The Penn Staff
In the current political climate, it’s easy to find yourself bewildered and asking questions. How did we get here? What will happen next? Who is to blame? But most importantly – why are we trying so hard to hate Hillary Clinton?
In light of recent events concerning Clinton’s health, I can’t help but be shocked by how many people have decided that she is unfit to be president.
Hillary Clinton was disliked from the first time she stepped into the pubic eye. She was first introduced as the wife of Arkansas attorney general, Bill Clinton. Shortly afterward, she became that state’s first lady, a position which immediately attracted criticism simply for the fact that she kept her maiden name, Rodham.
It would be easy to blame sexism for Hillary-bashing.

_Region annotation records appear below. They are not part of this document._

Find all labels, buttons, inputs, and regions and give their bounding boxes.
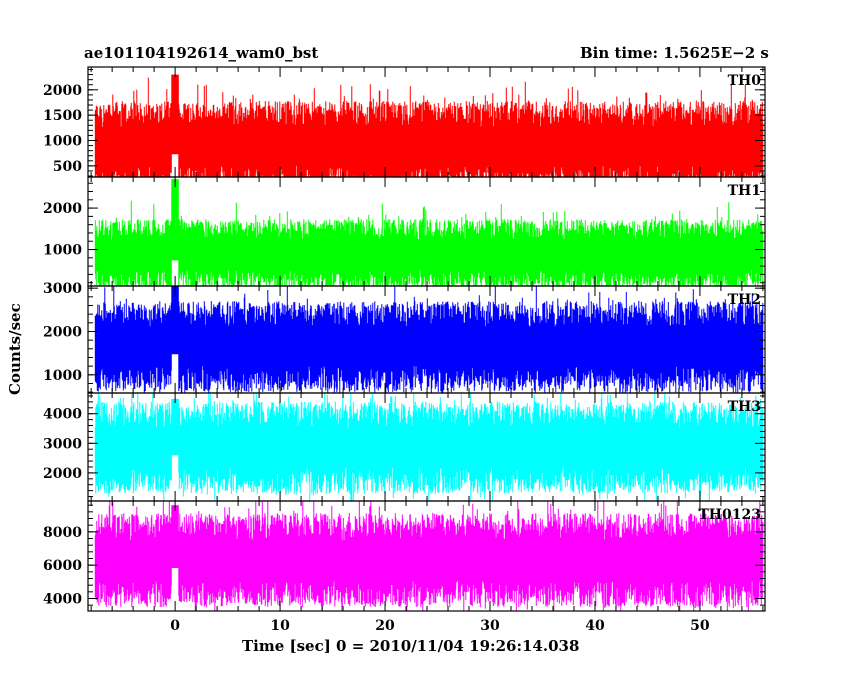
x-axis-label: Time [sec] 0 = 2010/11/04 19:26:14.038	[242, 637, 580, 655]
y-tick-label: 4000	[43, 407, 82, 423]
series-th2	[94, 286, 764, 393]
y-tick-label: 3000	[43, 281, 82, 297]
panel-label-th3: TH3	[728, 399, 761, 415]
y-tick-label: 2000	[43, 201, 82, 217]
y-tick-label: 1000	[43, 134, 82, 150]
y-tick-label: 2000	[43, 324, 82, 340]
x-tick-label: 40	[585, 618, 605, 634]
panel-label-th0123: TH0123	[698, 507, 761, 523]
x-tick-label: 30	[480, 618, 500, 634]
y-axis-label: Counts/sec	[6, 303, 24, 395]
y-tick-label: 2000	[43, 83, 82, 99]
y-axis-label-container: Counts/sec	[0, 0, 30, 680]
series-th3	[94, 393, 764, 501]
y-tick-label: 500	[53, 159, 82, 175]
y-tick-label: 1500	[43, 108, 82, 124]
y-tick-label: 6000	[43, 558, 82, 574]
y-tick-label: 8000	[43, 525, 82, 541]
panel-frame-th0123	[87, 500, 766, 612]
bin-time-label: Bin time: 1.5625E−2 s	[580, 44, 769, 62]
x-tick-label: 10	[270, 618, 290, 634]
series-th0	[94, 74, 764, 177]
x-tick-label: 0	[170, 618, 180, 634]
y-tick-label: 1000	[43, 368, 82, 384]
series-th1	[94, 179, 764, 286]
panel-label-th2: TH2	[728, 292, 761, 308]
y-tick-label: 1000	[43, 243, 82, 259]
x-tick-label: 50	[690, 618, 710, 634]
y-tick-label: 3000	[43, 436, 82, 452]
series-th0123	[94, 501, 764, 611]
y-tick-label: 2000	[43, 466, 82, 482]
x-tick-label: 20	[375, 618, 395, 634]
panel-label-th1: TH1	[728, 183, 761, 199]
y-tick-label: 4000	[43, 592, 82, 608]
chart-title: ae101104192614_wam0_bst	[84, 44, 319, 62]
panel-label-th0: TH0	[728, 73, 762, 89]
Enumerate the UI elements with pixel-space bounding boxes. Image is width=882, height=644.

Although the media does attack everything from her laugh to her choice in pantsuits, it is clear that the hate for Clinton goes much deeper than aesthetics.
Many voters insist that Clinton is the most untrustworthy politician who has ever run for president. This is simply impossible to prove. How are we supposed to know how frequently politicians lie or shadow the truth?
Politifact, a website that measures the truth-quality of statements, actually ranks Clinton as perhaps the most truthful candidate in the 2016 election.
“But she’s too close with big banks!”
Actually, this too has been disproportionated. The financial industry, that is to say Wall Street, has supplied roughly 3.9 percent of Clinton’s funding, or 7 percent when PACs are included, according to CNN.
With all of this drama surrounding Clinton, we are too quick to forget what she has accomplished in her professional life.
As first lady, Clinton helped to create the Children’s Health Insurance Program (CHIP) which cut the uninsured rate of American children by half. Today, CHIP provides healthcare to more than 8 million children.
Clinton has also worked across the aisle to expand healthcare access for members of the National Guard and reservists. She worked to expand the Family Medical Leave Act which allowed families of those wounded in service to take leave in order to care for their loved ones.
As Secretary of State, Clinton went to Israel when Hamas attacked in 2012. Within 24 hours of her landing, a ceasefire went into effect and that year became Israel’s least violent period of time in a decade.
Back to recent news: how does Clinton’s health change the game? The truth is, it really doesn’t. Despite the Twitter rumors that the DNC is considering replacing Clinton as their official nominee or the gossip that Clinton has actually died, doctors have deemed Clinton as fit as any person to continue her presidential campaign.
In an article Thursday, Associated Press wrote, “Clinton, 68, has blood pressure of 100 over 70. Her total cholesterol is 189; her LDL or ‘bad’ cholesterol is 103, and her HDL or ‘good’ cholesterol is 56 — all within healthy levels and not signaling the need for any medication. She has also had a normal mammogram and breast ultrasound, according to the letter from Clinton’s doctor.”
Thursday marked the day Clinton went back on the campaign trail. She said she was “doing great” and “excited to get to North Carolina,” according to the AP.
No, Hillary Clinton is not a perfect candidate. However, she is smart, experienced and she will step into the Oval Office better prepared to take on this job than almost anyone in history. It’s time we stop abusing her.